扇子を口元に当てて大胆不敵な笑みを浮かべる女子生徒と外見が鏡合わせのように似ている男子生徒が二人
オレはこいつらを知っている。女子生徒はこの学校の生徒会長で、男子生徒たちは生徒会長の従者で副生徒会長だって

すごく面倒なのに会った
素直な感想はそれ

「よいよい。妾は寛大である。大目に見ようぞ」
「さすが司様」
「他のものにはない心の広さでございます」

今すぐここから消えたい
遊也先輩たちよりマシだけれどこの人たちもオレの中では会いたくない人たちだ
生徒会長は横暴だし、副会長共は生徒会長の意見には常に頷く
茶番劇みたいなそれは見てるオレはあまり好きではなくて、人望とかあるらしいけれどもオレはその人望の中に入らないだろう

先手必勝
思い立ったが吉日
一気に反転して走り出す

「むむ、逃げるか。

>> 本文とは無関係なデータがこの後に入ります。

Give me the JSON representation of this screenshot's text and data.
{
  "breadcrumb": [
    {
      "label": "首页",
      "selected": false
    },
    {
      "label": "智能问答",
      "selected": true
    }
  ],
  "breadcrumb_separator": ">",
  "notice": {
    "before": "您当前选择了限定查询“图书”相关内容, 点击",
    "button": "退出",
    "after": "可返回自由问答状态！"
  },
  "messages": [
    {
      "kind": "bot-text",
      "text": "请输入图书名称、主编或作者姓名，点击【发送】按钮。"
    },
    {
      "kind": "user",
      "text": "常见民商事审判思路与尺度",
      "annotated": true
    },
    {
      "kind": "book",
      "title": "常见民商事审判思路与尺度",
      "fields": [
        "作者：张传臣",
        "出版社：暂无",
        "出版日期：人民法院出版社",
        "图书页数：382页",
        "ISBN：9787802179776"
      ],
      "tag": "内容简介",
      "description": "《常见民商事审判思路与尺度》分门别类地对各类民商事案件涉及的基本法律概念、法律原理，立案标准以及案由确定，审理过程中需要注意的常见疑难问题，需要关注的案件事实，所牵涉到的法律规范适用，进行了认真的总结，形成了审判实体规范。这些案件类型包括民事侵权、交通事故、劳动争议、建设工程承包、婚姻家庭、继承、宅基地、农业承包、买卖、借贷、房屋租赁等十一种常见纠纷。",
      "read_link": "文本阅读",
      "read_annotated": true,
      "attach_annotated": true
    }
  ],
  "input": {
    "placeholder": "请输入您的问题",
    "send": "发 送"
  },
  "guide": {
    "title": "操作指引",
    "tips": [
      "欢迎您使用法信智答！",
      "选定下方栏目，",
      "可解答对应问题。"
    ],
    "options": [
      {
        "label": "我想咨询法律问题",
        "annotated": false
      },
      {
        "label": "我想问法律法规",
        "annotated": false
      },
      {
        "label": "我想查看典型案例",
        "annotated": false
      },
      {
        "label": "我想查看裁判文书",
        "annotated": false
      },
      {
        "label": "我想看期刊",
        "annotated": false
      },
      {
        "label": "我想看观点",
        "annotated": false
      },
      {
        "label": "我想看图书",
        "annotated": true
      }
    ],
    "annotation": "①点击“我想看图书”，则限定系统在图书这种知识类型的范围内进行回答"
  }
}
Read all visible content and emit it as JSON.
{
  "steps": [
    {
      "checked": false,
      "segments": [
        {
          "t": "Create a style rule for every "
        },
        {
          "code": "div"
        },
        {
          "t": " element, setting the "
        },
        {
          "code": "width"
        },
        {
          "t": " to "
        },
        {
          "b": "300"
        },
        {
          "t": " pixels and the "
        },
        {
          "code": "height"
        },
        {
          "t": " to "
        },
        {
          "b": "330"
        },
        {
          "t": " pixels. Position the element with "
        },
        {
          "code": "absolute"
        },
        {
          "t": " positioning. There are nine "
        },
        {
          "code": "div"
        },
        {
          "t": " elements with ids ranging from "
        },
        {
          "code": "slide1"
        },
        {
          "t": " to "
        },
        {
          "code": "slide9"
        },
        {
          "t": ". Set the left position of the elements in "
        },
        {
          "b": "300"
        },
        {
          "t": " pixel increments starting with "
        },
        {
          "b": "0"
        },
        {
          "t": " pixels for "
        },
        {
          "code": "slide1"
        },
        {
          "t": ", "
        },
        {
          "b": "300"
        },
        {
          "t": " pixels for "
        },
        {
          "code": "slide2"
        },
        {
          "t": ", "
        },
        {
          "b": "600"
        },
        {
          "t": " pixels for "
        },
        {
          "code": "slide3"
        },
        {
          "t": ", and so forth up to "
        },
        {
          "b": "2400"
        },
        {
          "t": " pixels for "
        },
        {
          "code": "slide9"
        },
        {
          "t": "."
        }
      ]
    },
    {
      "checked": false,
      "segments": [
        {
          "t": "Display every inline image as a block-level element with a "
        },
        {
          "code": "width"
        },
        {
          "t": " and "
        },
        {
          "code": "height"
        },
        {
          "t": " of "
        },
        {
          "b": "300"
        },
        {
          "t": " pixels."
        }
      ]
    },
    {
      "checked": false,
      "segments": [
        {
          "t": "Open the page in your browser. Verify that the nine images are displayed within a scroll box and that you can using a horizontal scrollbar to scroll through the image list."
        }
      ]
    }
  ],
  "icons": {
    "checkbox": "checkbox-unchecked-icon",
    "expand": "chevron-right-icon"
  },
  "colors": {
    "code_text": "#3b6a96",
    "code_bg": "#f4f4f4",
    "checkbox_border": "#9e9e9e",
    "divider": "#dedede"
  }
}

追いかけ捕まえよ」
「「はい」」

はい、追ってきましたぁああああああああ!!
なんで捕まえようとするかな!?もうホント嫌だ!!

あの副会長共は絶対許さない
毎度毎度生徒会長の一声で動きやがって!!
苗字に狗っていう漢字が入ってるだけに本当に犬みてーな奴らだよ!!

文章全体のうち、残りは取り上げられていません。